| kitler53 said: Just Dance is a waggle game with dancing, not a dancing game. |
There's a lot of truth to that statement. And yet Just Dance is a perfect example of why a successful dance game does not even need a Kinect camera.
Just like the Harmonix guy said: The Wii simply does not have the sensors required to track how you're actually dancing. It only gives the player that impression, while in face It only senses what your right hand is doing. Game reviewers were badmouthing the game because of this.
But the Wii game that got the lowest review score on IGN ever got extremely successful and even became the fastest-selling third-party Wii title. Which clearly shows that perfect body tracking is far less important for a dancing game than one would expect.

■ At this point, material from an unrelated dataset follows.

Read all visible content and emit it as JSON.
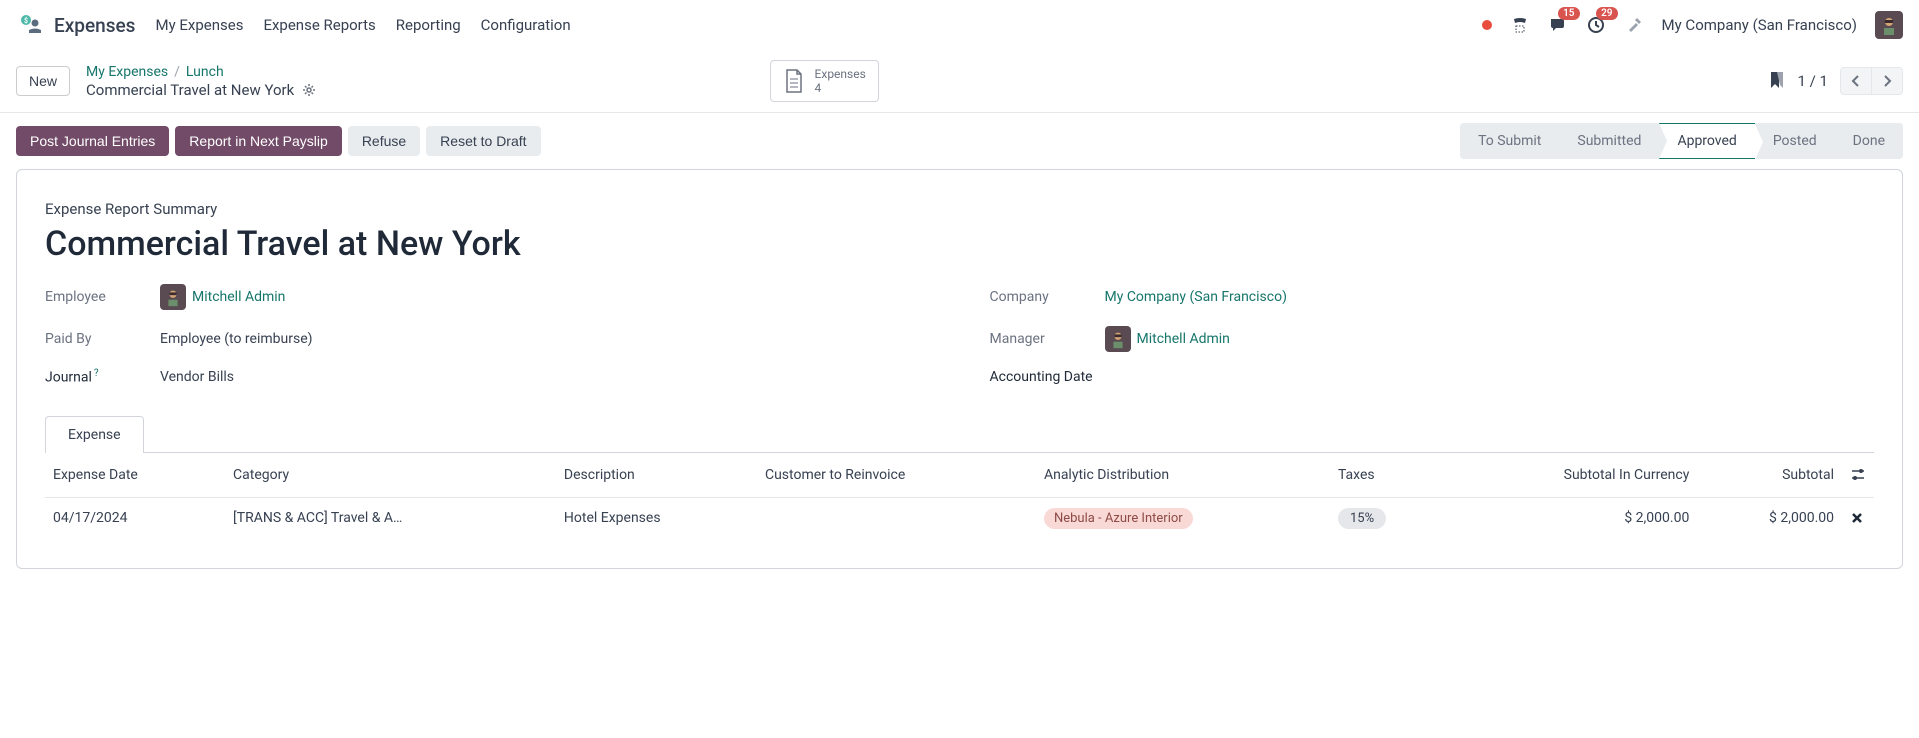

In most Kinect games, an on-screen avatar mimics the body movements of the player. But in dance games like Dance Central and Just Dance, it's just the other way around: The player mimics what an on-screen avatar is doing. Apart from a score counter, how you are actually dancing has almost no impact on what you see on the screen. People like Just Dance because it's a great multiplayer experience: People have fun together, dancing to songs they like, all while they are even learning some new dance moves. Accurate body tracking is not important for the fun. I was at a birthday celebration of a friend of mine two weeks ago. His four nieces were there and with their parents doing other stuff, they played Dance central on his Wii. They had not even heard of "Just Dance" before but wanted to play it. They were only having one Wii Remote so only one of the girls could actually play, but all four of them were standing in his living room trying to mimic the movements. They seemed to be having lots of fun and didn't even seem to care about the score counter and didn't even ask the girl that had the Wii Remote to pass the controller over.
So while Kinect is indeed the best input device for a game like Dance Central because it most accurately senses your body movements, it will be pretty much the same fun when used with other input devices. The fun in dance games comes from good songs, interesting choreography and simply dancing with friends.
And thinking that Move is technically incapable of judging how someone dances is like thinking that you cannot judge how a person is dancing by only seeing a (2D) video of a dance, believing you need a 3D video instead.